Today’s tip is for churches (or whoever!) to help the isolated over the holidays. Listen to and build a relationship with the isolated to come alongside them over the holidays (and beyond!)
The holidays can be especially difficult for the isolated (families with disabled children, disabled, chronically ill, elderly, or caregivers). It is not easy to miss out on festivities, to remain alone while others are celebrating, to have plans change due to health needs, or to be completely house-bound. How can we come alongside them?
Traditionally, in my experience, churches will stop by with treats or caroling at some point over the holidays. This is great as it reminds them that they are loved and seen. This is good. Please keep it up!
But, today’s tip helps us take it a bit further. Honestly, they need much more than our drop by gifts and treats. But, before you think, “This is impossible” or “We don’t have enough people to do this.” It may not be as involved as you think.
Each isolated person’s needs are different. The most important thing we can do is listen to what would help them through the holidays. Often, the needs may be as simple. Relationship is important in this as many of us hesitate to open up and help. The biggest way you can help is listening. Here are some ideas that may help the isolated during the holidays:
- Have a family or Sunday School class in the church adopt the isolated.

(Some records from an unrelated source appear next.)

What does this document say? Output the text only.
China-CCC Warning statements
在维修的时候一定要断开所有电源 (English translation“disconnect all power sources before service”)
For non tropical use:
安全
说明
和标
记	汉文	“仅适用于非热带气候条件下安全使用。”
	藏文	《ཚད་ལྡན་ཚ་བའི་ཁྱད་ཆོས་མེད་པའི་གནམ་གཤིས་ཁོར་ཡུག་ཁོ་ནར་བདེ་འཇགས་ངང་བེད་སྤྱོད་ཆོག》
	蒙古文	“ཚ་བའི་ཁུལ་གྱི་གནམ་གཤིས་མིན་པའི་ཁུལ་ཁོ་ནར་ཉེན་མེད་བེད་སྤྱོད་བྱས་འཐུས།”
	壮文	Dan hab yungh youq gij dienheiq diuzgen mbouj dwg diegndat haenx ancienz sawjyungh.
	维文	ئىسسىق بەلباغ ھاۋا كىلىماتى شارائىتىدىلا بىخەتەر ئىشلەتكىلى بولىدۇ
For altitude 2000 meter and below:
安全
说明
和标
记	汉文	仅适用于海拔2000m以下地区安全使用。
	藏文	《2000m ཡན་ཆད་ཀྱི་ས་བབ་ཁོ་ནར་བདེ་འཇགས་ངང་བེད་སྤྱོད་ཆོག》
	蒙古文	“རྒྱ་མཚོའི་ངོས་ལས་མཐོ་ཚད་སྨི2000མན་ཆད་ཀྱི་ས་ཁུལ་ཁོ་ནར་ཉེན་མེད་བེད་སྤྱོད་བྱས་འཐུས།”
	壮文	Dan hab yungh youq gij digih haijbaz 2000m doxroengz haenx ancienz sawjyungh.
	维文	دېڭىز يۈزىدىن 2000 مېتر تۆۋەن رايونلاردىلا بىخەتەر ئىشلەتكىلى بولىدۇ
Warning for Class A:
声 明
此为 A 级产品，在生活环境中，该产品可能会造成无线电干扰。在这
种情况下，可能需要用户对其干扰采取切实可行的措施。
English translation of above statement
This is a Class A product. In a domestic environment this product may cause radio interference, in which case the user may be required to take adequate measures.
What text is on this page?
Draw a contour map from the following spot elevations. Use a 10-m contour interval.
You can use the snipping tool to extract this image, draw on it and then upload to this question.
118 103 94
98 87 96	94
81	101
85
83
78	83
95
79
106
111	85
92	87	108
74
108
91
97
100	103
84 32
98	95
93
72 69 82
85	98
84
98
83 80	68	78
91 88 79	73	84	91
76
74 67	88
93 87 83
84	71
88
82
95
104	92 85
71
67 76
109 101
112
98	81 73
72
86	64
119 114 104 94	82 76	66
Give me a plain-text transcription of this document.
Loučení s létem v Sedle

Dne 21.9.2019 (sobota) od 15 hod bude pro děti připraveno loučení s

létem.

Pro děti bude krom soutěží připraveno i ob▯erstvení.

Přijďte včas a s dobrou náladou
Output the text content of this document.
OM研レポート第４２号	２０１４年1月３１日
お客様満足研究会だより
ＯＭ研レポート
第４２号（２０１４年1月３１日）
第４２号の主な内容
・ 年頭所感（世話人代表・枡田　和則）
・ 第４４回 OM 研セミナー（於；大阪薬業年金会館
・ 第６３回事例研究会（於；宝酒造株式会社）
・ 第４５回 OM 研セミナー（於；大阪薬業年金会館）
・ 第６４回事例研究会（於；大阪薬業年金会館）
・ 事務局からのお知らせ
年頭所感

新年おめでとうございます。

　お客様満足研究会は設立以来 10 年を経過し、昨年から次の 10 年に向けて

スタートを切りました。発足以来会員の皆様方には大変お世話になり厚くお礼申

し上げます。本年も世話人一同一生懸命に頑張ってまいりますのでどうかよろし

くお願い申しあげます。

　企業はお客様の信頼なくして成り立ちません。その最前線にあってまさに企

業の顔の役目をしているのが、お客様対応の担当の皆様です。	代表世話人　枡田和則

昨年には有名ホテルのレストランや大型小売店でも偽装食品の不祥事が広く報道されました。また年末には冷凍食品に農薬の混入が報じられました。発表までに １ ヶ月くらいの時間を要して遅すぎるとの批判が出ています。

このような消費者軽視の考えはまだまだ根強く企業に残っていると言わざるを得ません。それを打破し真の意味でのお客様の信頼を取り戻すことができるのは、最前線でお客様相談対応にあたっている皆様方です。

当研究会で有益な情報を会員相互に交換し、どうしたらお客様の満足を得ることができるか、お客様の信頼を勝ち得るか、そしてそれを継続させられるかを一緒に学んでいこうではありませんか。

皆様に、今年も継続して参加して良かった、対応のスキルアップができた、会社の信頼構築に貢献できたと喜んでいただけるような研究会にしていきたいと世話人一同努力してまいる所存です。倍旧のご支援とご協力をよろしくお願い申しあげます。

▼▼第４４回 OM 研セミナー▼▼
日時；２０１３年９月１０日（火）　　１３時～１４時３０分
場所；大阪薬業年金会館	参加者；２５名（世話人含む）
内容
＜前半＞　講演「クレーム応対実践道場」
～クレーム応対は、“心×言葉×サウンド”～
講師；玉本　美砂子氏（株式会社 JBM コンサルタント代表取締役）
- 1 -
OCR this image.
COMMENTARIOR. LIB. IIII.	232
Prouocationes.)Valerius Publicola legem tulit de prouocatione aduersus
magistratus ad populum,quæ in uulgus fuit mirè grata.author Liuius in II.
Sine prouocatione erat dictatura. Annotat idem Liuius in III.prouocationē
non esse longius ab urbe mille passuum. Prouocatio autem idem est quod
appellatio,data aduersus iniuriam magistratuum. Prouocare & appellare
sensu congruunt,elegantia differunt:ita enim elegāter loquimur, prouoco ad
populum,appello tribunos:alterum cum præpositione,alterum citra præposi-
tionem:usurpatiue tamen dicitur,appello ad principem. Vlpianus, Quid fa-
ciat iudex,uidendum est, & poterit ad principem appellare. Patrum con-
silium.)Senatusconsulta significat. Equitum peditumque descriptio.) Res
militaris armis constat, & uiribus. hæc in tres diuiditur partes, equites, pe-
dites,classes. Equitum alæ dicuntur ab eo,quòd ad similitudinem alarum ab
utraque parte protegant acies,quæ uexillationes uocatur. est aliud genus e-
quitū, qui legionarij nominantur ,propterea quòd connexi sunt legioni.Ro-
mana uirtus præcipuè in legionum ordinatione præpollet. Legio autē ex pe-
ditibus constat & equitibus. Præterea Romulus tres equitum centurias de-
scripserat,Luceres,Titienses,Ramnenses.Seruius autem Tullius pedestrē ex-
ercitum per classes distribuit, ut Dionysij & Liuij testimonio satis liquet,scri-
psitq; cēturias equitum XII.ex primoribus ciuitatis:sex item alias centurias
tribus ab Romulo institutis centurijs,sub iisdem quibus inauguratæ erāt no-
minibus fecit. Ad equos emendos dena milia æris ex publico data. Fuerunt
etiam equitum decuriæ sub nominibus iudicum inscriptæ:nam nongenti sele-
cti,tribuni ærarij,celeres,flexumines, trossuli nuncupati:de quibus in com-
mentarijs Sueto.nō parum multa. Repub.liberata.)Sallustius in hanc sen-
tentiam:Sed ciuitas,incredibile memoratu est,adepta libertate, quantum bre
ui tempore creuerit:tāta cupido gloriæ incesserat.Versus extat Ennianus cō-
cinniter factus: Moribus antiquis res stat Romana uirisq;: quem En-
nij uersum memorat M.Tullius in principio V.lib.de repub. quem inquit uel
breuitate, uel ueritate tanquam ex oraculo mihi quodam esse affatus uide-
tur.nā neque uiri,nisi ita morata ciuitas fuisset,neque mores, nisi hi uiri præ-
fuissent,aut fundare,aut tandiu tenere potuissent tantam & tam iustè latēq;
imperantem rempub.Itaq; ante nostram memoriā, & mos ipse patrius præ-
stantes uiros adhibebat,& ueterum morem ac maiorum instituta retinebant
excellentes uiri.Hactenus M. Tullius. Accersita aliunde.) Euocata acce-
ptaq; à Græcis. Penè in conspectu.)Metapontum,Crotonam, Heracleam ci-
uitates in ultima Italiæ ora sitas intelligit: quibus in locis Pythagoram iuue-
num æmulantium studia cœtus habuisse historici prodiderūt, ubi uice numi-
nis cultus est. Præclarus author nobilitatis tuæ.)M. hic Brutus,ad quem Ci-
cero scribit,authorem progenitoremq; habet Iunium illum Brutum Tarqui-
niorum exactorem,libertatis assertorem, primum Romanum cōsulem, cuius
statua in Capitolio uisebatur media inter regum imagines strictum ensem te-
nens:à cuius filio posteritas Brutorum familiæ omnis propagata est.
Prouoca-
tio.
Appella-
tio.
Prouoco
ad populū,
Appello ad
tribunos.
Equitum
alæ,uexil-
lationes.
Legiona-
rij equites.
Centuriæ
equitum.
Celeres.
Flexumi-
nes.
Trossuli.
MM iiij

- Share a meal with them, listening to their stories. (Be sure to touch base about any dietary requirements.)
- Offer to do shopping or errands for them. While there is much available online, it is sometimes hard to take advantage of the holiday sales. Or, call them before you run errands to various stores to see what they may need.
- Contact them throughout the holiday in the way that works best for them (text, email, a visit, or, gasp, a phone call)
- Include them in any projects the church has for the season. They have much to offer and are a vital part of the church.
- Encourage the isolated to contact and help each other. This will help give them purpose as well.
- While they may not be able to attend church regularly, see if there is a way that they would be able to attend a special service. What challenges would need to be overcome?
- Assist them in decorating their home. But, be sure to also make a plan to clean it up as well.
- If possible, have them join you or join them for a meal on or near the holiday. Again, be sure to check dietary requirements. Allow enough time to enjoy the fellowship.
The list goes on. I think that as the Church, we are able to better help the isolated by listening to what they truly need.